Mezar taşının Belçika'da taş ocağından çıkarılıp kesildiğini, Maas Nehri'nden Manş Denizi'ni geçerek Londra'ya taşındığını, burada oyulduğunu ve pirinç kakmaların yerleştirildiğini, sonrasında da Jamestown'a gönderildiğini tahmin ediyoruz.

Bulgular, koloni döneminde Avrupa ve Jamestown'ı birbirine bağlayan ticaret ağlarının kapsamını gösteriyor.

öıüaoçzd
Virginia'daki Jamestown kazı alanı (Marcus Key et al International Journal of Historical Archaeology)

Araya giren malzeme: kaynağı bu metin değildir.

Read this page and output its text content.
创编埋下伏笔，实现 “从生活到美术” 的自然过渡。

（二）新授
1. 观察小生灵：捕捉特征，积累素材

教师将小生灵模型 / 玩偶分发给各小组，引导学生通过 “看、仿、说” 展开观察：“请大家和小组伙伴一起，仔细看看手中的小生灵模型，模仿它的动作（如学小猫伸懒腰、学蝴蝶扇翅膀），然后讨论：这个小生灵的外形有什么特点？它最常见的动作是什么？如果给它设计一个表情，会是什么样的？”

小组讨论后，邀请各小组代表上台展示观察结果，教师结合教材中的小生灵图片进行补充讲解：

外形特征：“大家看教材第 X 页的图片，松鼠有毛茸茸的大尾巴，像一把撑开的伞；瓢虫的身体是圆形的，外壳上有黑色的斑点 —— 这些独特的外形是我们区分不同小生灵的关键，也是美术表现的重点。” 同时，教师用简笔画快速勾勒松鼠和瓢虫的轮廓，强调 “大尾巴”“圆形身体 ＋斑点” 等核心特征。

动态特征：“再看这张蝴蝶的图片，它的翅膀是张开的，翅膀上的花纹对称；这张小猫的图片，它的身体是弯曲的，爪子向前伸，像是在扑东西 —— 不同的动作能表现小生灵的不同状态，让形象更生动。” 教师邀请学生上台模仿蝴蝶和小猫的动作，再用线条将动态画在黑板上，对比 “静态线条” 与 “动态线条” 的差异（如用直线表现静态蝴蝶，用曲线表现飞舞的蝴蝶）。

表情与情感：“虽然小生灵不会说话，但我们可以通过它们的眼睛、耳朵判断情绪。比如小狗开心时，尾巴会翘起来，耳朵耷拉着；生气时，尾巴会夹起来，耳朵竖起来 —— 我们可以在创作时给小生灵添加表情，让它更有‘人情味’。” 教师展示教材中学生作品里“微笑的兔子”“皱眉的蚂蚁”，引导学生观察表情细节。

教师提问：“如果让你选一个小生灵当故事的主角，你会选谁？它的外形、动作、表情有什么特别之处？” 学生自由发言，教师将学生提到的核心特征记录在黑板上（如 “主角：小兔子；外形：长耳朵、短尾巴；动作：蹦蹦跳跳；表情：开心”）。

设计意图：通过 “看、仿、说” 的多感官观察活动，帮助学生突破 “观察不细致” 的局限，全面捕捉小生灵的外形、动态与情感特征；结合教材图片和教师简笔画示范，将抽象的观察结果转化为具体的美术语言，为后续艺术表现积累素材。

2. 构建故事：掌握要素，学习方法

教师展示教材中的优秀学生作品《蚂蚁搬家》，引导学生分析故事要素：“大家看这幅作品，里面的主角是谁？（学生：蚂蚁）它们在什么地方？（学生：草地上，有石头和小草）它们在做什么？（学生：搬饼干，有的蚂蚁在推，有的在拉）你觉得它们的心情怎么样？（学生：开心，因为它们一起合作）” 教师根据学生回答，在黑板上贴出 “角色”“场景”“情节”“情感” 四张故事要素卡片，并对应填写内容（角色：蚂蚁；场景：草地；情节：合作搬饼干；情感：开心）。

Çalışmada, bu simsiyah taşların o dönemde Avrupa'da "en çok rağbet gören ve en pahalı" taşlar olduğu belirtiliyor.  

Araştırmacılar "Londra'da yaşadıktan sonra Virginia'ya gelen başarılı sömürgeciler, son İngiliz modalarından haberdar olur ve bunları kolonilerde taklit etmeye çalışırdı" dedi.

Bulgular, ilk Amerikan kolonilerinin en zorlu dönemlerinde bile bazı sömürgecilerin kendilerini anmak için ne kadar çaba sarf edebildiğini gösteriyor.